En el fuego cruzado falleció un comerciante y su establecimiento fue destruido.

La Sección Tercera del Consejo de Estado ratificó una condena contra la Nación, representada por el Ministerio de Defensa y Policía Nacional por los daños y perjuicios causados a la familia de un comerciante que falleció en el marco de la toma de la guerrilla a las Farc al municipio de Guaca (Santander).

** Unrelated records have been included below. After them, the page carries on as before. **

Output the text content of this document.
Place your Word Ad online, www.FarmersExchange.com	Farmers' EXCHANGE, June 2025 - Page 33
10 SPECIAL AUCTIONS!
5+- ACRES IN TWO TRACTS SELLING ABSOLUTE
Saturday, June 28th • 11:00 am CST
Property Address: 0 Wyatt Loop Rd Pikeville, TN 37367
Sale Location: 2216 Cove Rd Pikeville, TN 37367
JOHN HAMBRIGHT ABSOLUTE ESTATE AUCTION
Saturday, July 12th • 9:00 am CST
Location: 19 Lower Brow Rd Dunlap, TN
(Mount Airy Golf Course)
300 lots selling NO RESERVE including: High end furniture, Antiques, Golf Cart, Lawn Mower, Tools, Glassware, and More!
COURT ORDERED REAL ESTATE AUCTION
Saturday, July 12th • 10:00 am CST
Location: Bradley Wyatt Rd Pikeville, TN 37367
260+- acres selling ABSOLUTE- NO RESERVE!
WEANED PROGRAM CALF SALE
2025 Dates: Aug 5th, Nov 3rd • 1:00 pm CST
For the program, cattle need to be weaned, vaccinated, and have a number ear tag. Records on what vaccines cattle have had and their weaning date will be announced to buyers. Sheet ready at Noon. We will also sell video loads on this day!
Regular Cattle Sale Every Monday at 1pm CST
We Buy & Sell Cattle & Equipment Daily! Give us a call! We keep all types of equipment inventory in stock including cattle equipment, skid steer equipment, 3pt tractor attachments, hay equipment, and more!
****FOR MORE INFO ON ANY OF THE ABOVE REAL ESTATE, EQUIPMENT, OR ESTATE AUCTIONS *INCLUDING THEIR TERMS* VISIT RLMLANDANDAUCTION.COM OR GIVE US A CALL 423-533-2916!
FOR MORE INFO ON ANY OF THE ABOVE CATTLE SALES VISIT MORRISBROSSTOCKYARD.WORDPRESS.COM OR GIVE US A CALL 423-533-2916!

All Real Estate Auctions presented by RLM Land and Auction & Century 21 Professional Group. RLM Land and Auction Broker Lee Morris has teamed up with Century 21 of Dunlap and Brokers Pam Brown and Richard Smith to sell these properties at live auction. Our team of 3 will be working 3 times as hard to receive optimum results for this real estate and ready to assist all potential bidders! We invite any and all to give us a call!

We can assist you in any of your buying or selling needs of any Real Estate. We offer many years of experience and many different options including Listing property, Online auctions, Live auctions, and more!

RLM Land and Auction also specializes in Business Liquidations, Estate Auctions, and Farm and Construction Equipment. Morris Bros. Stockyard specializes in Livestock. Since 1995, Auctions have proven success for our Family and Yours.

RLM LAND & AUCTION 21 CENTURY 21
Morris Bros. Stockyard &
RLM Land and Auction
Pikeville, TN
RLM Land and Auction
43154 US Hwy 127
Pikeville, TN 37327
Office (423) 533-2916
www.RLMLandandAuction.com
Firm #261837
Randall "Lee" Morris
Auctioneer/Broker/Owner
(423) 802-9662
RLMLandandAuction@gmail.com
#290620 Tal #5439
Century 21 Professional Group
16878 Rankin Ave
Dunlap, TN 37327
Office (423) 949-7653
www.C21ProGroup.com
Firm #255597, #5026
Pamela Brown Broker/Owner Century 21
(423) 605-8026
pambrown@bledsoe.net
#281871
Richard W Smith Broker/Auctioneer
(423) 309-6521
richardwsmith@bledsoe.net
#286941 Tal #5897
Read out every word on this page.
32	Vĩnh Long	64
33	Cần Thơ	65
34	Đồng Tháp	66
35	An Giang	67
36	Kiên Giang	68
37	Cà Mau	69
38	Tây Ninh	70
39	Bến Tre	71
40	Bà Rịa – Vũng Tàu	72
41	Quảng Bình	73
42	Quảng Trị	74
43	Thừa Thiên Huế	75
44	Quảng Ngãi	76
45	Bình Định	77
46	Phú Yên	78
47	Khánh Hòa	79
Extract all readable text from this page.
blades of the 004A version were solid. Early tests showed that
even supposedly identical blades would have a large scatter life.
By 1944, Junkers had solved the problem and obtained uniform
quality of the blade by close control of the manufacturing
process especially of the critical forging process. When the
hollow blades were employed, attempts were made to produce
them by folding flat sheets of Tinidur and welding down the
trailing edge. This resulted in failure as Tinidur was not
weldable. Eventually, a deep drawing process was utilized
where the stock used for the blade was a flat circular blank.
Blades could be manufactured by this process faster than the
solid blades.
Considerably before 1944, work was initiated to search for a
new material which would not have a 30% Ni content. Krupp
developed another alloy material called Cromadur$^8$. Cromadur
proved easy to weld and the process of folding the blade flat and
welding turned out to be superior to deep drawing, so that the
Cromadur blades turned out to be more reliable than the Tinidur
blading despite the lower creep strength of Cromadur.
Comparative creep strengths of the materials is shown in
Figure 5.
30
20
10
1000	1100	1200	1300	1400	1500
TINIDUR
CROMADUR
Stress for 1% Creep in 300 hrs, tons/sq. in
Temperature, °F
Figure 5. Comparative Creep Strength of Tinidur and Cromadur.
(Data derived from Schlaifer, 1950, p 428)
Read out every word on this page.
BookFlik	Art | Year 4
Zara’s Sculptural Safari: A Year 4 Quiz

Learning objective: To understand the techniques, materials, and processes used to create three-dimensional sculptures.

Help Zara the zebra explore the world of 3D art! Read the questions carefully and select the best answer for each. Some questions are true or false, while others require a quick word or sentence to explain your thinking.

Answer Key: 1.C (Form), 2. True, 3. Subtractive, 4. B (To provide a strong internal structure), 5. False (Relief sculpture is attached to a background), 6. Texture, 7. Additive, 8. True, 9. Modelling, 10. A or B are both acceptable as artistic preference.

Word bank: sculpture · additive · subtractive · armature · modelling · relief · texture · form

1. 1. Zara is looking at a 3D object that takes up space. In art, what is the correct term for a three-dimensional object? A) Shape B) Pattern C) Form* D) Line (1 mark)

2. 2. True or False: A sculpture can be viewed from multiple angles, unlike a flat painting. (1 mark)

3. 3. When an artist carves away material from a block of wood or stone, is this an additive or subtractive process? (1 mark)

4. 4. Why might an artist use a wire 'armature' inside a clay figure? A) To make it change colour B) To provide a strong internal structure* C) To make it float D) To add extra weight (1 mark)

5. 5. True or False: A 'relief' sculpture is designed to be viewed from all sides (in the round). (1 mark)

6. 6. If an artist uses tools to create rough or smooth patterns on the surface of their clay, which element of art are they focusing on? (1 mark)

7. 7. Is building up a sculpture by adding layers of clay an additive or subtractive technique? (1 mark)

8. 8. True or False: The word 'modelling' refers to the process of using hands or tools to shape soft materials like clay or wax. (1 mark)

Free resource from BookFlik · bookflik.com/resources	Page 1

La acción, registrada el 11 de diciembre de 1997, tenía como objetivo atacar el cuartel de la Policía Nacional, destruir el cuartel, tomar a los policías como rehenes, robar sus armas de dotación y destruir el Palacio Municipal. En el ese momento el comerciante se encontraba en su establecimiento que estaba ubicado en su casa.

Cuando se inició el ataque los agentes de Policía que se encontraban en la estación “saltaron los muros colindantes de las casas vecinas” entre ellas las del comerciante “ingresando al patio del inmueble y desde allí, intentaron repelar la toma guerrillera”. Los subversivos se ubicaron cerca de la vivienda.

“Esta acción desde todo punto de vida, resultó negligente e imprudente, toda vez que, por ser altos objetivos militares, hizo que los insurgentes señalaran el ataque hacía el lugar donde ellos se encontraban, generando un fuego cruzado”. En la acción el comerciante resultó gravemente herido.

Debido a las lesiones sufridas falleció. El inmueble donde se encontraba su vivienda y su establecimiento comercial fue destruido en el desarrollo del combate entre los miembros de la Fuerza Pública y el grupo guerrillero.

En este sentido se considera que con su actuar los agentes de policía pusieron en una situación de riesgo a los pobladores. Igualmente se omitieron las funciones de salvaguardar la tranquilidad en todo momento, al defensa de los bienes y de la vida de las personas cuando se desarrollan ataques desbordados contra la población civil y autoridades legalmente constituidas”.

El Consejo de Estado modificó el fallo emitido por los Tribunales Administrativos de Santander, Norte de Santander y Cesar frente a la liquidación de perjuicios morales y materiales.